Lexi blieb der Mund offen stehen. Das war nicht einmal eine Schulung. Es war ein Bewerbungsgespräch.

„Wir möchten dich bitten, davon abzusehen, Phoenix VI zu betrügen, emotional zu erpressen, von anderen zu isolieren oder anderweitig zu misshandeln." Er kramte in einer Tasche. „Wir haben hier einen Infobogen für dich, der dir die Sache vielleicht besser erklären kann als wir."

Wie ferngesteuert nahm sie das gefaltete Papier an. Es war eine Art Broschüre mit dem Aufdruck Beziehungen und Dates mit Hybriden der Kategorie A oder höher – eine kurze Einführung. Sie blinzelte mehrmals und starrte dann die beiden Anzüge an. „Ich wollte doch nur zum Ball mit ihr gehen", erklärte sie schwach, aber keiner der beiden schien wirklich zu hören, was sie sagte.

„Unser Job ist es, die Interessen von Phoenix VI zu vertreten", sagte der zweite Anzug. „Wir haben dein Psych Profile bereits durchgesehen und sind zuversichtlich, dass du selbst als B-Hybrid in der Lage sein wirst, ihre Bedürfnisse zu erfüllen.
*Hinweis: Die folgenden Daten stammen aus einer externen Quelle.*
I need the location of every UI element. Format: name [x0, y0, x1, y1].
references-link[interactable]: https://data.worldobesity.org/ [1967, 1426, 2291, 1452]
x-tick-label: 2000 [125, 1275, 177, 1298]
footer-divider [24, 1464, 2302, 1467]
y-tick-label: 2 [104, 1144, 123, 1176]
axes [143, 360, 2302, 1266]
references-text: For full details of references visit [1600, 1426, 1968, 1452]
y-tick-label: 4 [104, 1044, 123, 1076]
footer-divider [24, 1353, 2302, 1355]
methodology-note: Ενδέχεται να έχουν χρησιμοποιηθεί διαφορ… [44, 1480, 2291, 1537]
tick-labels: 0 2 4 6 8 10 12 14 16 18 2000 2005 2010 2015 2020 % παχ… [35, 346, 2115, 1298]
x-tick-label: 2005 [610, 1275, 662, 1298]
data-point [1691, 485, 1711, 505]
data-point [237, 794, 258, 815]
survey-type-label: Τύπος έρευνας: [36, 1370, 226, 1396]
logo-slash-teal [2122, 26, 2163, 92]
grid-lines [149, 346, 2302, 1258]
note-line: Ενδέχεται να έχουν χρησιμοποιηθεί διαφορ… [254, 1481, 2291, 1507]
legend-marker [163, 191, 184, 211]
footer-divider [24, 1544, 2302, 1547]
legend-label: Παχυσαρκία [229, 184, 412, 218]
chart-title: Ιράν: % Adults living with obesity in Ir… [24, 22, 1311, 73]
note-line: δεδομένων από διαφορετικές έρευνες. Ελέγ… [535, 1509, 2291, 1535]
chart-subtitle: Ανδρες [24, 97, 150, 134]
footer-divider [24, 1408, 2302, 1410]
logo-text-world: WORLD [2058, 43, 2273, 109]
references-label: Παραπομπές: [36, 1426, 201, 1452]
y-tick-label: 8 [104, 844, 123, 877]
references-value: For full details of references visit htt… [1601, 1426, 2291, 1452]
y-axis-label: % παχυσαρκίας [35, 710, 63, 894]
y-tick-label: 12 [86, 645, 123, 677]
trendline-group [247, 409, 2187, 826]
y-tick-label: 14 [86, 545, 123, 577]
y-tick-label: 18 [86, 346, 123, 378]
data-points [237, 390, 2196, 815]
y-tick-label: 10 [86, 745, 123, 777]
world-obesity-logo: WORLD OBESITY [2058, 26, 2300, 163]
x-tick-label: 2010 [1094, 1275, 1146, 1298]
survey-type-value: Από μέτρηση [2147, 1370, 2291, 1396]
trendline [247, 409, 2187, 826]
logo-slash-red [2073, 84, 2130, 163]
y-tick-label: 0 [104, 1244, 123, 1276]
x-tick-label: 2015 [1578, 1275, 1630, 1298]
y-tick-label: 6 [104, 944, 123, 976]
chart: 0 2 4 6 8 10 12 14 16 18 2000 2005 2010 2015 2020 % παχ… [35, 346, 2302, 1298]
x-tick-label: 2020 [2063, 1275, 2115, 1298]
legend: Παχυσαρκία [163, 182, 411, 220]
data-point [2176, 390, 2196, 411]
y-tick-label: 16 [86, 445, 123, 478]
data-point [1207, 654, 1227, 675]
Das ist also nur eine kleine Formalität."

„Solltest du Fragen haben oder Hilfe benötigen, kannst du uns jederzeit eine Nachricht schicken", sagte der erste wieder. „Unsere Aufzeichnungen beinhalten Vorlieben, Hobbys und Abneigungen, auf die du bei Bedarf Zugriff erhalten kannst."

„Wir freuen uns darauf, zu sehen, wie sich eure Beziehung entwickelt."


Lexi war absolut fassungslos, als sie wieder den Raum verlassen und zu ihrem Wohnbereich zurückgehen konnte. So fassungslos, dass sie sich erst einmal auf eine Sitzbank neben einem besonders buschigen Kunststoffstrauch setzen musste. Dass sie die seltsame Broschüre immer noch mit beiden Händen hielt, fiel ihr auch erst wieder ein, als sie den Blick senkte und sie dort sah.